Pihak Kapolrestabes Semarang Kombes Pol. Irwan Anwar membantah bahwa arahan pembuatan video tersebut adalah bentuk intervensi.

"Ajakan kepada tokoh masyarakat, tokoh agama, tokoh pemuda, termasuk adik-adik mahasiswa, civitas akademik, itu mengajak untuk men-support terciptanya pemilu damai. Tidak ada maksud-maksud lain dari hal tersebut," ujarnya, dikutip dari Antara.
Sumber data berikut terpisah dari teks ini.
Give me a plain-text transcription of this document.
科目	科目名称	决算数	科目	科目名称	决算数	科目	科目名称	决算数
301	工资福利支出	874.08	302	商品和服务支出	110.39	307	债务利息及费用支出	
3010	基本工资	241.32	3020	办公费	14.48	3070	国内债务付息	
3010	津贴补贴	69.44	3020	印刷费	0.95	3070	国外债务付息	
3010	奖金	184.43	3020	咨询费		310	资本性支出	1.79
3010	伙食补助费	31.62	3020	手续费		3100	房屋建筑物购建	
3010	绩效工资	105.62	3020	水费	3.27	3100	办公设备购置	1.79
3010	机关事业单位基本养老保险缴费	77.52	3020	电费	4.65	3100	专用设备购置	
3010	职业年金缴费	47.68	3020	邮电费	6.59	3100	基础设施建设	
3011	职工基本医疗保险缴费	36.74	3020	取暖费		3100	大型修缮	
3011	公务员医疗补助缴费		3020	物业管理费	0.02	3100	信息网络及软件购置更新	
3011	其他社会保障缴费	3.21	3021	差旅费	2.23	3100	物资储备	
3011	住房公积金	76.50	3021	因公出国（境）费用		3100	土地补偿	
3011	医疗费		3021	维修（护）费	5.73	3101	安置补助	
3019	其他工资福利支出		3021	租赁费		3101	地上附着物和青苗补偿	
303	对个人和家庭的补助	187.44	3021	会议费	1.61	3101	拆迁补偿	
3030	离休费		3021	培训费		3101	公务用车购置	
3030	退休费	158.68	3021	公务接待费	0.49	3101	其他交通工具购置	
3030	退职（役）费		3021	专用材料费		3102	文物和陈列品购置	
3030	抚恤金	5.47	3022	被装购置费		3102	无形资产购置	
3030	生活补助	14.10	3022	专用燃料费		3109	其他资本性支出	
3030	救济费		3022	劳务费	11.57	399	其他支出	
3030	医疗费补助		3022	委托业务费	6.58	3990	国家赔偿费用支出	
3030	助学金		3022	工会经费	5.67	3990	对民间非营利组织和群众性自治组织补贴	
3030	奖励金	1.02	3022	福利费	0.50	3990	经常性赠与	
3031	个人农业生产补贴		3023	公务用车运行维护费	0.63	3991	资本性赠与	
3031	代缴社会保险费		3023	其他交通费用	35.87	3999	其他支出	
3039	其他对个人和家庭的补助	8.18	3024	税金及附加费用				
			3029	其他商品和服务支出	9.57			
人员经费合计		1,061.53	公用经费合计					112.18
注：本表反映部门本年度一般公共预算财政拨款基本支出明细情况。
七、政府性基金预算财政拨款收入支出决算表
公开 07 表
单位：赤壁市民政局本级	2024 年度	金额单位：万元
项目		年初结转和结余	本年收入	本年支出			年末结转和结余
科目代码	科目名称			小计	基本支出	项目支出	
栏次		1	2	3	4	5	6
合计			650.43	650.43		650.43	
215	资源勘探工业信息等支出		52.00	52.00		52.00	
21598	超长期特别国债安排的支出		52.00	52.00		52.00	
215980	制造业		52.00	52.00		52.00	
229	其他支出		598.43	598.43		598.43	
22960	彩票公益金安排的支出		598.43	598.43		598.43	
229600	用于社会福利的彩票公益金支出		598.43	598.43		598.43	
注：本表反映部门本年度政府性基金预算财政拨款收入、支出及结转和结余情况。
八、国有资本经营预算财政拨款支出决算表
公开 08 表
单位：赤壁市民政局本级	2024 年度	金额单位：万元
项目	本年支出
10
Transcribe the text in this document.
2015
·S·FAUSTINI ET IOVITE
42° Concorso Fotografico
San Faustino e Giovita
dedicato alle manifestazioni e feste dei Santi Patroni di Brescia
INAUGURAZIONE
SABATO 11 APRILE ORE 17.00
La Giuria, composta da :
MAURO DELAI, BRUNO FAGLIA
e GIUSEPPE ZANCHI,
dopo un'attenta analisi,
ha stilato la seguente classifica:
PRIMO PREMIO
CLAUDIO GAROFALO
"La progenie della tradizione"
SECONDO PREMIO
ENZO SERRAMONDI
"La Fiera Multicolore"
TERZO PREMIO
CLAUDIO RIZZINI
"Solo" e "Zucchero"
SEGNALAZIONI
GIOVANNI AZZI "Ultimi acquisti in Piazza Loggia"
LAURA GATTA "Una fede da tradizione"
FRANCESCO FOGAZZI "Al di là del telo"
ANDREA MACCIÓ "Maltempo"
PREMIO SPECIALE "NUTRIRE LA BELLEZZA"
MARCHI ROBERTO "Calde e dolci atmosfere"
Pada Rabu (7/2/2024), Kepala Badan Pemelihara Keamanan (Kabaharkam) Polri, Komjen. M. Fadil Imran, menyatakan bahwa arahan pembuatan video testimoni kinerja Jokowi akan diusut secara internal.
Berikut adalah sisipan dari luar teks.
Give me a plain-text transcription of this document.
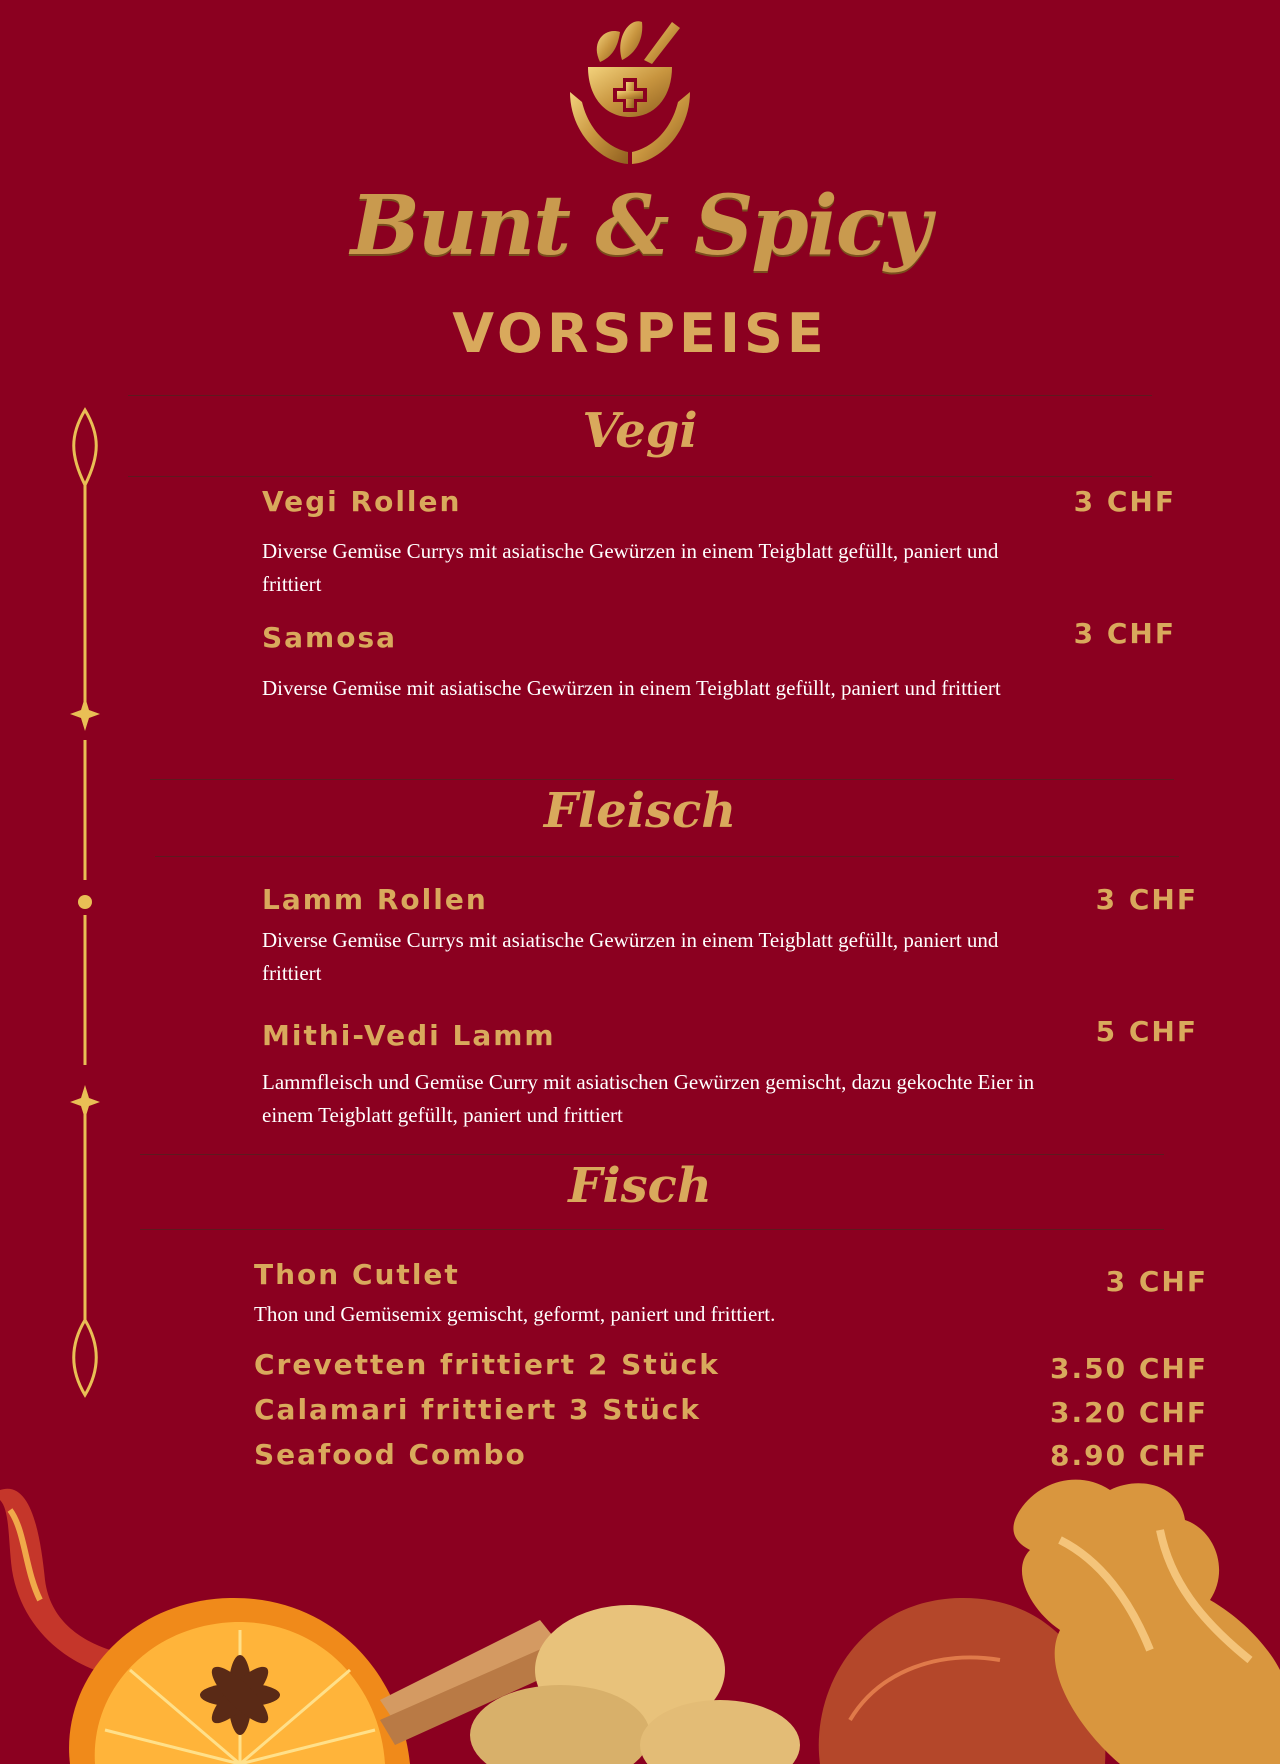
Bunt & Spicy
VORSPEISE
Vegi
Vegi Rollen	3 CHF
Diverse Gemüse Currys mit asiatische Gewürzen in einem Teigblatt gefüllt, paniert und frittiert
Samosa	3 CHF
Diverse Gemüse mit asiatische Gewürzen in einem Teigblatt gefüllt, paniert und frittiert
Fleisch
Lamm Rollen	3 CHF
Diverse Gemüse Currys mit asiatische Gewürzen in einem Teigblatt gefüllt, paniert und frittiert
Mithi-Vedi Lamm	5 CHF
Lammfleisch und Gemüse Curry mit asiatischen Gewürzen gemischt, dazu gekochte Eier in einem Teigblatt gefüllt, paniert und frittiert
Fisch
Thon Cutlet	3 CHF
Thon und Gemüsemix gemischt, geformt, paniert und frittiert.
Crevetten frittiert 2 Stück	3.50 CHF
Calamari frittiert 3 Stück	3.20 CHF
Seafood Combo	8.90 CHF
Menurut Alissa, sebenarnya pihak kepolisian selama ini seringkali meminta para tokoh masyarakat untuk menyampaikan imbauan ketika terjadi sesuatu.

"Masalahnya kemarin yang diminta itu testimoni kinerja Pak Jokowi," ujarnya. "Itu yang kemudian jadi pertanyaan besar kan, 'Untuk apa?' Kalau itu disebut sebagai cooling system, saya jadi [bertanya] 'Cooling system yang mana? Terhadap apa?' kalau cooling berarti ada yang hot."
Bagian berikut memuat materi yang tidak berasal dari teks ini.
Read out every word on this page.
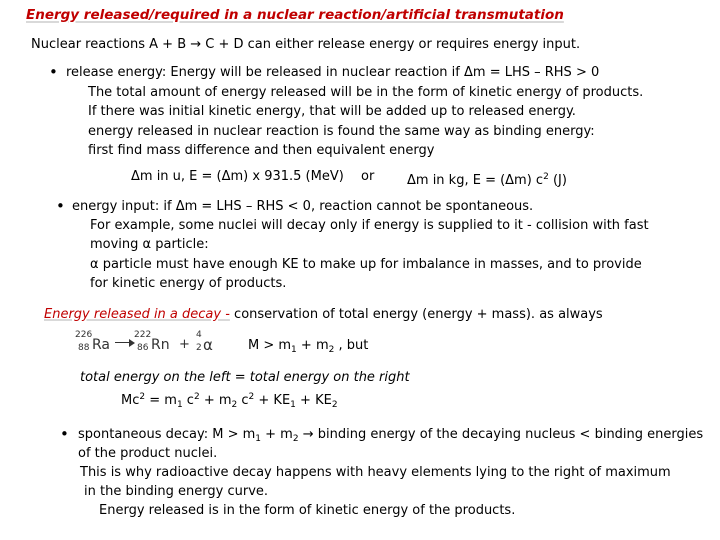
Energy released/required in a nuclear reaction/artificial transmutation
Nuclear reactions A + B → C + D can either release energy or requires energy input.
• release energy: Energy will be released in nuclear reaction if Δm = LHS – RHS > 0
The total amount of energy released will be in the form of kinetic energy of products.
If there was initial kinetic energy, that will be added up to released energy.
energy released in nuclear reaction is found the same way as binding energy:
first find mass difference and then equivalent energy
Δm in u, E = (Δm) x 931.5 (MeV) or	Δm in kg, E = (Δm) $c^2$ (J)
• energy input: if Δm = LHS – RHS < 0, reaction cannot be spontaneous.
For example, some nuclei will decay only if energy is supplied to it - collision with fast
moving α particle:
α particle must have enough KE to make up for imbalance in masses, and to provide
for kinetic energy of products.
Energy released in a decay - conservation of total energy (energy + mass). as always
226
88 Ra
222
86 Rn +
4
2 α	$M > m_1 + m_2$ , but
total energy on the left = total energy on the right
$Mc^2 = m_1$ $c^2 + m_2$ $c^2 + KE_1 + KE_2$
• spontaneous decay: $M > m_1 + m_2$ → binding energy of the decaying nucleus < binding energies
of the product nuclei.
This is why radioactive decay happens with heavy elements lying to the right of maximum
in the binding energy curve.
Energy released is in the form of kinetic energy of the products.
Apresiasi Langkah Para Rektor

Dalam kesempatan yang sama, Alissa Wahid juga berterima kasih kepada para rektor yang telah memilih untuk bersuara terhadap dugaan intimidasi tersebut.

Menurutnya, keputusan untuk membuka hal tersebut ke publik merupakan hal yang tepat dilakukan.

"Karena dengan membuka ini keluar maka kemudian masyarakat jadi tahu. Ketika masyarakat tahu dan memberikan reaksi maka polisi juga bisa mengkoreksi apa yang patut dan tidak patut dilakukan," ujarnya.

Baginya, praktik intimidasi dan intervensi terhadap kebebasan berpendapat dan ruang akademik tidak boleh dilakukan oleh penyelenggara negara.

"Ini praktik yang harus dihentikan, tidak boleh dilakukan oleh pemda, penyelenggara negara, siapapun, apalagi polisi karena polisi bawa senjata," katanya.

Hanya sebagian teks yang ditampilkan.